Batch size: 5 gallons (19 liters)
Brewhouse efficiency: 72%
OG: 1.044
FG: 1.011
IBUs: 15
ABV: 4.3%

MALT/GRAIN BILL

4 lb (1.8 kg) Pilsner malt
4 lb (1.8 kg) wheat malt
8 oz (227 g) rice hulls

HOPS & ADDITIONS SCHEDULE

2 oz (57 g) Hallertau [4% AA] at 15 minutes
0.4 oz (11 g) pink Himalayan salt at 10 minutes
0.5 oz (14 g) cracked coriander seed at 10 minutes

YEAST

Wyeast 1007 (German Ale)
Wyeast 5335 (Lactobacillus)

DIRECTIONS

Mill the grains and mix with 2.5 gallons (9.5 l) of 163°F (73°C) strike water to reach a mash temperature of 152°F (67°C). Hold this temperature for 60 minutes. Vorlauf until your runnings are clear, then run off into the kettle. Sparge the grains with 4.75 gallons (18 l) and top up as necessary to obtain 6 gallons (23 l) of wort. Boil for 15 minutes, following the hops and additions schedule.

After the boil, chill the wort to slightly below fermentation temperature, about 67°F (19°C). Aerate the wort with pure oxygen or filtered air and pitch the yeast.

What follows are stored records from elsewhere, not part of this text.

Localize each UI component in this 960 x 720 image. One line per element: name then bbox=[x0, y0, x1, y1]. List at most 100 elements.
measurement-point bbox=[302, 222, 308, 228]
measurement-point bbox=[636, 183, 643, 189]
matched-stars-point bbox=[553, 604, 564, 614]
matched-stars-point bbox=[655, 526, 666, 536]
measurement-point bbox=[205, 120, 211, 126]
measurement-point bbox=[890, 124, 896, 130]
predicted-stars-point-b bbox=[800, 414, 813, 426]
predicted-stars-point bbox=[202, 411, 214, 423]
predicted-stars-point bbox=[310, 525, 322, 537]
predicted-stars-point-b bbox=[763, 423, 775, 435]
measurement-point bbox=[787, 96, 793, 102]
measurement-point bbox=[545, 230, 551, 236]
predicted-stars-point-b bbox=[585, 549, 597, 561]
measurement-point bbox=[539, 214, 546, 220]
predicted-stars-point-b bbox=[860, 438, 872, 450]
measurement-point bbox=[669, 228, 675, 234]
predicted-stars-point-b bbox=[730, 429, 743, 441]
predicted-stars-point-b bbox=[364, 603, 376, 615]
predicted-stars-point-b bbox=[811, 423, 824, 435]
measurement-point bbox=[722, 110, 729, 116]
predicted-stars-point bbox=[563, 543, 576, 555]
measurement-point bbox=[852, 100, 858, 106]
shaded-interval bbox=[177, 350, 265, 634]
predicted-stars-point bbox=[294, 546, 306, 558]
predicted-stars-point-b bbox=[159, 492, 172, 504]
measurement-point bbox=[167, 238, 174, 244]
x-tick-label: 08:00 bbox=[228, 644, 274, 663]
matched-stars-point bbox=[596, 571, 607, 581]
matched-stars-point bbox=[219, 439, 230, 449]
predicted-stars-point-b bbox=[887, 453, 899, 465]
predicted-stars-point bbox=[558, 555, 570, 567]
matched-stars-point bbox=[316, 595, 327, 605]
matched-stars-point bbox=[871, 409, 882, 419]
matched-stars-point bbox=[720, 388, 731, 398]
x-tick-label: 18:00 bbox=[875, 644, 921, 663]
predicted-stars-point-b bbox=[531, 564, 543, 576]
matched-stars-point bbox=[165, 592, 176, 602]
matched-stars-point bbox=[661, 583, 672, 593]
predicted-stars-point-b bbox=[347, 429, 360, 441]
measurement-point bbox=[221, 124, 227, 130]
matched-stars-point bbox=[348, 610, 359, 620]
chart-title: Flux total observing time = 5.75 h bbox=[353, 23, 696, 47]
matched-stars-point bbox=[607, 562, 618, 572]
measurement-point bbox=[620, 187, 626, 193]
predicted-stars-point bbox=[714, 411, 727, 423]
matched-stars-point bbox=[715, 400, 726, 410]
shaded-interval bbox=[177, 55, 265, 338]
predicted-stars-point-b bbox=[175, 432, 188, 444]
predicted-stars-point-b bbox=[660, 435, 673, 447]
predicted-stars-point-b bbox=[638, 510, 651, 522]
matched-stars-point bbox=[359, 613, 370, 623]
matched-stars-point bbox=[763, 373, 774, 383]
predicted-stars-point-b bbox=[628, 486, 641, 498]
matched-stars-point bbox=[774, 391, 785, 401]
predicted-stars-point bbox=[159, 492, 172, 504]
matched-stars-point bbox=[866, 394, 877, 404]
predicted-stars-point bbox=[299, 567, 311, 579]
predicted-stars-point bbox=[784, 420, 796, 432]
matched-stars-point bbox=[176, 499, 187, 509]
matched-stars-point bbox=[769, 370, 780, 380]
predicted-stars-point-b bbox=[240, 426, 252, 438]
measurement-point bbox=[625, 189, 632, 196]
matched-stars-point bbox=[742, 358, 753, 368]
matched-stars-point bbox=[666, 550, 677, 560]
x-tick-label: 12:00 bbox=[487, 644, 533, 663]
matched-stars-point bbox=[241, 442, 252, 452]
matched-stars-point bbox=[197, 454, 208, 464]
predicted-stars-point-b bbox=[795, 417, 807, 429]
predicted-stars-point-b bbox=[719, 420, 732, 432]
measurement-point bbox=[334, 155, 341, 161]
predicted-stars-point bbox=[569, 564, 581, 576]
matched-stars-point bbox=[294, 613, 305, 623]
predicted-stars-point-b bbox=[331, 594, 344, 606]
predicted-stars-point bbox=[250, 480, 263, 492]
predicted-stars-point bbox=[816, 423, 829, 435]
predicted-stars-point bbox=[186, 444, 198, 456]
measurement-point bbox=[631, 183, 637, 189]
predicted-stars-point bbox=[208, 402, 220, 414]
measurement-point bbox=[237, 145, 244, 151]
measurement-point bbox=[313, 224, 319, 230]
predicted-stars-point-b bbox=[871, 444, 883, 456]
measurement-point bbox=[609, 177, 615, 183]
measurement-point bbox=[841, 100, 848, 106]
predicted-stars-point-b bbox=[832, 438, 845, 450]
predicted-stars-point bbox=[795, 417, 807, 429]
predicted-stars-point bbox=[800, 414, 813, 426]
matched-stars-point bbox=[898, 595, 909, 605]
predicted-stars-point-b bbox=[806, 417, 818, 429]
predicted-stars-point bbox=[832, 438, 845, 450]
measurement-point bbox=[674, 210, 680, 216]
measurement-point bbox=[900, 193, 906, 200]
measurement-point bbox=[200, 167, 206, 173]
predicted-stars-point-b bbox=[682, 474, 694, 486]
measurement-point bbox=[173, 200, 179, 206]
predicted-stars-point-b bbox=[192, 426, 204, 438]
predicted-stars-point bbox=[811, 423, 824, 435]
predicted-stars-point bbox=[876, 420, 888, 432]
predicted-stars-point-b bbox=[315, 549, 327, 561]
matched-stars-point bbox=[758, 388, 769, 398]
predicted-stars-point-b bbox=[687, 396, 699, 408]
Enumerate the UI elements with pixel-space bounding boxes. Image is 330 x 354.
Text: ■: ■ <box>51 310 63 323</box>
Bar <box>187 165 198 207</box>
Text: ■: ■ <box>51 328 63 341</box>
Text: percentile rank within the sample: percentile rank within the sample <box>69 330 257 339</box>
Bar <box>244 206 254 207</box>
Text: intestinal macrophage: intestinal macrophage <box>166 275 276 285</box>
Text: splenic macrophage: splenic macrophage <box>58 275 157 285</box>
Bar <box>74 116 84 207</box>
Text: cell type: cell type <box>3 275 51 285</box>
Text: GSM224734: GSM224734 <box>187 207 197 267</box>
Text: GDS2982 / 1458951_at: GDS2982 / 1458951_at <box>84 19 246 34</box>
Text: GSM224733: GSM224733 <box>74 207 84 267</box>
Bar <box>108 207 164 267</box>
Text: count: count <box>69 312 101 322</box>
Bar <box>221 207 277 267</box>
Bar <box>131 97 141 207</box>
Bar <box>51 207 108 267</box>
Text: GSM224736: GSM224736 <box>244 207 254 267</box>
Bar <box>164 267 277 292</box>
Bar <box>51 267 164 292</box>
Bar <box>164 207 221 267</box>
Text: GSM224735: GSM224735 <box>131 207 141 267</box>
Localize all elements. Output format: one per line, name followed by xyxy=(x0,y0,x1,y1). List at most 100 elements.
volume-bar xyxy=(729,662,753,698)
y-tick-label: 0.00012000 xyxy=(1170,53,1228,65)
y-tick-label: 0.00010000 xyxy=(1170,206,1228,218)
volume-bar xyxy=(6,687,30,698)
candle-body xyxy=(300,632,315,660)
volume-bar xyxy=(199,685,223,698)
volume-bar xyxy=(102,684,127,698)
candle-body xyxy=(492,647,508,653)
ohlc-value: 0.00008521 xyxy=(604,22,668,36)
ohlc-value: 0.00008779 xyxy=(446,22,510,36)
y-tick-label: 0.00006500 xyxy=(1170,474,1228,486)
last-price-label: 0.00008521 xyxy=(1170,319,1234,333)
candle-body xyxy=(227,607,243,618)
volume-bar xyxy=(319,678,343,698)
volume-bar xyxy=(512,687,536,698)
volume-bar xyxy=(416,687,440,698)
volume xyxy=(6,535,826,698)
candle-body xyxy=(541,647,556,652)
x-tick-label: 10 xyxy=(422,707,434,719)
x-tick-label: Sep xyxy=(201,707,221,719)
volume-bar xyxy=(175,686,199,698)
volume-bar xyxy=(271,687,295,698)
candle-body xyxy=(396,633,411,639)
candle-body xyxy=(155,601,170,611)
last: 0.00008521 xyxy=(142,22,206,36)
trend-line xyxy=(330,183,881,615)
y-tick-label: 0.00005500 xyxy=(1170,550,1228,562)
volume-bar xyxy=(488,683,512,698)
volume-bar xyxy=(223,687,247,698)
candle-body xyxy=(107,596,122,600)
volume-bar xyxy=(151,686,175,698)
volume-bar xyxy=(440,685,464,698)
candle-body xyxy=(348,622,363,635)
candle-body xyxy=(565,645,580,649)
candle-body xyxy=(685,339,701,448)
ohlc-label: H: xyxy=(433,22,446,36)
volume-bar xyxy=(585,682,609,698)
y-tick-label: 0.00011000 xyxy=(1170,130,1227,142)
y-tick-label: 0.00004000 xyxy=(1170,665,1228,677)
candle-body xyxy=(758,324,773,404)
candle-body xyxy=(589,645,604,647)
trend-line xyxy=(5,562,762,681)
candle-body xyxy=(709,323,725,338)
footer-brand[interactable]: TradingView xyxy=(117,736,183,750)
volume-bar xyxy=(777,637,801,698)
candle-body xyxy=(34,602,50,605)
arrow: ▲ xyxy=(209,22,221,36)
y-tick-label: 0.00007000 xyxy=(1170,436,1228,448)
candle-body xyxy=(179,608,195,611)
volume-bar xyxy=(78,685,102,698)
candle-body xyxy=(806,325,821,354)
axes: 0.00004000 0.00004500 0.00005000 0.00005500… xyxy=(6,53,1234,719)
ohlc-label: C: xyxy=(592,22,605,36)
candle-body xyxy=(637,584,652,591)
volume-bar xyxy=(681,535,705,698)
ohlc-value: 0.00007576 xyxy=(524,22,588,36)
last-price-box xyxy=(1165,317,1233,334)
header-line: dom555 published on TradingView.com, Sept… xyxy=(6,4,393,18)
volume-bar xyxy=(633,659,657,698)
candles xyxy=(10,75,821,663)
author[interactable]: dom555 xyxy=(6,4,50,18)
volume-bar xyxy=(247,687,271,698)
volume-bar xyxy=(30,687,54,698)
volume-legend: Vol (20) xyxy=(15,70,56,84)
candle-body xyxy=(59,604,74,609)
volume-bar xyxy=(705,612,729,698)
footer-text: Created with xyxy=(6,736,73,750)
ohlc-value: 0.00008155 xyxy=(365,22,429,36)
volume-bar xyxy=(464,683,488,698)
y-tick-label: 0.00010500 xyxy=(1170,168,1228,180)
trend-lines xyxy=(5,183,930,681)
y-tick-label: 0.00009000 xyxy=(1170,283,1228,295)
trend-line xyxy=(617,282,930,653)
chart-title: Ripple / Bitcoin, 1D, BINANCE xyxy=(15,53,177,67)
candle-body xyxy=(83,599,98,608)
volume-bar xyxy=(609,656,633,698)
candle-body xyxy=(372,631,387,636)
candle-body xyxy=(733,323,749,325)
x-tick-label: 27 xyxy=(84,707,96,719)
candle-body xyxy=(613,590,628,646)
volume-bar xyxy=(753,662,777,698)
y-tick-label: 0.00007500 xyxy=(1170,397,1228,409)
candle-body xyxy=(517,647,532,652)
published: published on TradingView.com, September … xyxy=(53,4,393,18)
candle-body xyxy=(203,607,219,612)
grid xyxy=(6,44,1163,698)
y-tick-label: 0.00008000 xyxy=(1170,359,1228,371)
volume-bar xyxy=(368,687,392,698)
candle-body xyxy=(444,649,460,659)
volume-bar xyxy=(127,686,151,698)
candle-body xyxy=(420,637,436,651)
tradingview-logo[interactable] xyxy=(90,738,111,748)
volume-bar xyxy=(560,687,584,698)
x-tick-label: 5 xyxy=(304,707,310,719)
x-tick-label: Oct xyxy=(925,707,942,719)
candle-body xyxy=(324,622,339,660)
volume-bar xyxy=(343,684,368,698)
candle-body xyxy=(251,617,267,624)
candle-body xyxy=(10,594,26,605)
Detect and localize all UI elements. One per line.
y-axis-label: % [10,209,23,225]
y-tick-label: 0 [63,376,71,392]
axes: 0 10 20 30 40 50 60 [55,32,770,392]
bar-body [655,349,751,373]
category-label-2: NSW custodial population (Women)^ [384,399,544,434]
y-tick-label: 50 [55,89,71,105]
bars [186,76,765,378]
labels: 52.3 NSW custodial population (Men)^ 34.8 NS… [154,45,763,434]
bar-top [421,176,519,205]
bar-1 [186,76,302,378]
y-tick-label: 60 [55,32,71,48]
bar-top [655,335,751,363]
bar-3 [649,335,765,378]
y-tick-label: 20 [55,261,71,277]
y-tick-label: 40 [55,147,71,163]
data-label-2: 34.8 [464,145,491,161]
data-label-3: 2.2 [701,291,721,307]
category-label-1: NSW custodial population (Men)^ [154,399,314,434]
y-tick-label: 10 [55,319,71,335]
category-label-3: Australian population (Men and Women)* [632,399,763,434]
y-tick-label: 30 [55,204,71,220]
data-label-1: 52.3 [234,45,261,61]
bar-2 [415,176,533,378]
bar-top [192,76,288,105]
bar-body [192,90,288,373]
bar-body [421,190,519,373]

Ferment at 67°F (19°C) until the completion of fermentation, then taste. Adjust the acidity to medium levels with food-grade lactic acid. Crash the beer to 35°F (2°C), then bottle or keg the beer and carbonate to approximately 2.75 volumes of CO2.

Tips for Success

Add the salt and coriander “free” into the boil, and for best results, coarsely crack the coriander seeds with a mortar and pestle. Instead of the combined German Ale/Lacto pitch, you could elect to simply use the German Ale yeast and derive all of your acidity from the lactic-acid addition post-fermentation!